Tariffs—you’d think they only mess with company earnings, right? Nope. They’ve been throwing a wrench into the gears of executive compensation too, turning bonus calculations into a wild game of “to adjust or not to adjust.” Compensation committees have been stuck at this confusing crossroads, trying to decide if tariff impacts deserve a pass or a spotlight in their disclosures. And just like that jam-packed image of diverging paths, companies’ choices have been all over the board—some playing it like a well-kept secret, while others lay all their cards on the table. The real kicker? With refund prospects looming from recent Supreme Court rulings, we’re left wondering—if money flows back, will payouts take a nosedive, or will committees play fair and square on both ends of the spectrum? Guess we’ll see if “you can’t only adjust upward” turns from advice into practice. Intrigued? LEARN MORE

Tariffs didn’t just hit company earnings last year. They also hit the performance metrics that determine executive bonuses. This has forced compensation committees to make uncomfortable calls about whether to ignore the impact of tariffs in setting executive compensation—and, if so, whether to disclose those calculations to investors. The answers, like tariffs themselves, have covered the map.

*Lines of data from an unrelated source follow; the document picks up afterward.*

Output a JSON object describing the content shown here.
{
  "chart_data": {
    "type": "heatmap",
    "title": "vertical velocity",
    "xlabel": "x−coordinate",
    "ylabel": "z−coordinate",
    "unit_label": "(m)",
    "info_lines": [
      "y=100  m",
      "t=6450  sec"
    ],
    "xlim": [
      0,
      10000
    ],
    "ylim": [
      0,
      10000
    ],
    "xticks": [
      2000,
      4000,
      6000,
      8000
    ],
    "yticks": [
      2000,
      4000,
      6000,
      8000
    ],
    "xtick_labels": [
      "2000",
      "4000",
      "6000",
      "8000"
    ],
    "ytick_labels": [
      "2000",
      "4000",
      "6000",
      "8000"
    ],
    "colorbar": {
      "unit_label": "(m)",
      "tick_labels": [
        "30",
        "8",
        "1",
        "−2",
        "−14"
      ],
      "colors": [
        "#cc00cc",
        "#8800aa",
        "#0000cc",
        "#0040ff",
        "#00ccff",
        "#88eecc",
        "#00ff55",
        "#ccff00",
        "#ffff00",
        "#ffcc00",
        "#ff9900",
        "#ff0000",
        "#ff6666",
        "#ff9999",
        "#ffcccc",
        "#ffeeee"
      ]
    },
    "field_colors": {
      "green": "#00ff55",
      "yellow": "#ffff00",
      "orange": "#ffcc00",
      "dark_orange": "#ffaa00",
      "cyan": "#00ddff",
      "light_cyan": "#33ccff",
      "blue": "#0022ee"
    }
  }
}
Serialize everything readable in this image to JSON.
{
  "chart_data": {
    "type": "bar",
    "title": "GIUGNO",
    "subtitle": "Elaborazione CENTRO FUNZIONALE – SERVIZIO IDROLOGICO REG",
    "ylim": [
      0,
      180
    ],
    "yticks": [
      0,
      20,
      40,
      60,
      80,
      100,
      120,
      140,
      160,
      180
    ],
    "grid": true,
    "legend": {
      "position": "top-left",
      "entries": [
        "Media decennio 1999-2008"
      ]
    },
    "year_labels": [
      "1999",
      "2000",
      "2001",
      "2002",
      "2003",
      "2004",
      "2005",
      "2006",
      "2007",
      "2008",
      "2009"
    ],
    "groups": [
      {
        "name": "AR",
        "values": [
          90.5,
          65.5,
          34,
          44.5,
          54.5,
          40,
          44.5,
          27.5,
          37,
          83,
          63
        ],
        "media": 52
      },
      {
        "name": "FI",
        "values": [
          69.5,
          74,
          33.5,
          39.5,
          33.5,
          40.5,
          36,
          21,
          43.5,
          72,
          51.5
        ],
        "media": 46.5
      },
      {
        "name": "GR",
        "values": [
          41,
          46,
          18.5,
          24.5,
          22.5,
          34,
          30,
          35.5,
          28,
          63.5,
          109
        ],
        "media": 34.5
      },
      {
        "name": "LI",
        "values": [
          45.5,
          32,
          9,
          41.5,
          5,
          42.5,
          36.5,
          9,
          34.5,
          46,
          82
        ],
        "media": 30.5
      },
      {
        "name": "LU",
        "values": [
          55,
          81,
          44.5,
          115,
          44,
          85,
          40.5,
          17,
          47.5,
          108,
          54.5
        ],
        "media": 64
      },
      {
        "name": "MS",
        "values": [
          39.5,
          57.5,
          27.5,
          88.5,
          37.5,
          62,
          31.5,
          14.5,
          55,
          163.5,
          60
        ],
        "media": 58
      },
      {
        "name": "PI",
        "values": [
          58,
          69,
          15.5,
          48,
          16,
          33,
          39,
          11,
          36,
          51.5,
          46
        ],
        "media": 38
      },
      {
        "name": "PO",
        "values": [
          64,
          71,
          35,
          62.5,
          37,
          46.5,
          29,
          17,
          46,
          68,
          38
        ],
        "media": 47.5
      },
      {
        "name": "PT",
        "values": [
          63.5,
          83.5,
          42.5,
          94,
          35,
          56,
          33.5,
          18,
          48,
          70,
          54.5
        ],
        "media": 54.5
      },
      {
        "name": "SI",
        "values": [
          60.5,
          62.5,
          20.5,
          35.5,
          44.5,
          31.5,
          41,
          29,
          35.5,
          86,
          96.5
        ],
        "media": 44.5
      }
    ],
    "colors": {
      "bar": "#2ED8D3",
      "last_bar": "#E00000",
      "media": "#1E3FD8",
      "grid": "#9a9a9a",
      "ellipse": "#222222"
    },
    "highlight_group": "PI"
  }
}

An analysis by Compensation Advisory Partners (CAP) offers one of the clearest looks at how companies have handled the issue. Among 22 large public companies with considerable tariff exposure, eight boards adjusted incentive plans to “neutralize” the effect of tariffs in calculating executive payouts. That isn’t terribly surprising. Compensation committees have long reserved discretion to adjust for external shocks. What stands out is how uneven the disclosure has been.

Of the 22 companies CAP reviewed, 11 (including Amazon and CVS) didn’t mention the impact of tariffs on their incentive plan metrics at all in their proxy statements. Among the remaining companies, eight acknowledged adjusting annual or long-term incentive payouts. But even within that group, transparency varied: four companies adjusted payouts without disclosing how much those decisions increased compensation.

The Gap and RTX are good examples of how companies have approached this without getting into specifics. Gap told shareholders that performance metrics were “adjusted for items that were not considered when the goal was set,” including tariffs—but didn’t quantify the impact. RTX took a similar approach, explaining that tariffs were “externally imposed, unpredictable and unrelated to operational execution,” and therefore should be neutralized for incentive plan purposes.

Investors reading those disclosures know adjustments were made. They don’t know how much those decisions affected actual payouts.

Some companies were more explicit, including Yeti. The tumbler maker disclosed that tariffs had a roughly $38 million negative impact on operating income for incentive purposes—and then showed exactly how it adjusted for that. That add-back lifted performance above a key threshold. As Fortune noted, the adjustment helped avoid a zero payout on a key metric and increased bonuses by more than 40%.

There’s another wrinkle here that hasn’t fully played out yet: refunds. The Supreme Court’s February decision striking down certain tariffs has already prompted companies to pursue recoveries. If those refunds materialize, they could reverse some of the very costs that boards adjusted out of their 2025 incentive calculations.

That raises an obvious question. If refunds boost future results, will committees make downward adjustments to keep things consistent? At least some compensation advisors think they should be. As one consultant put it, “You can’t only adjust upward.”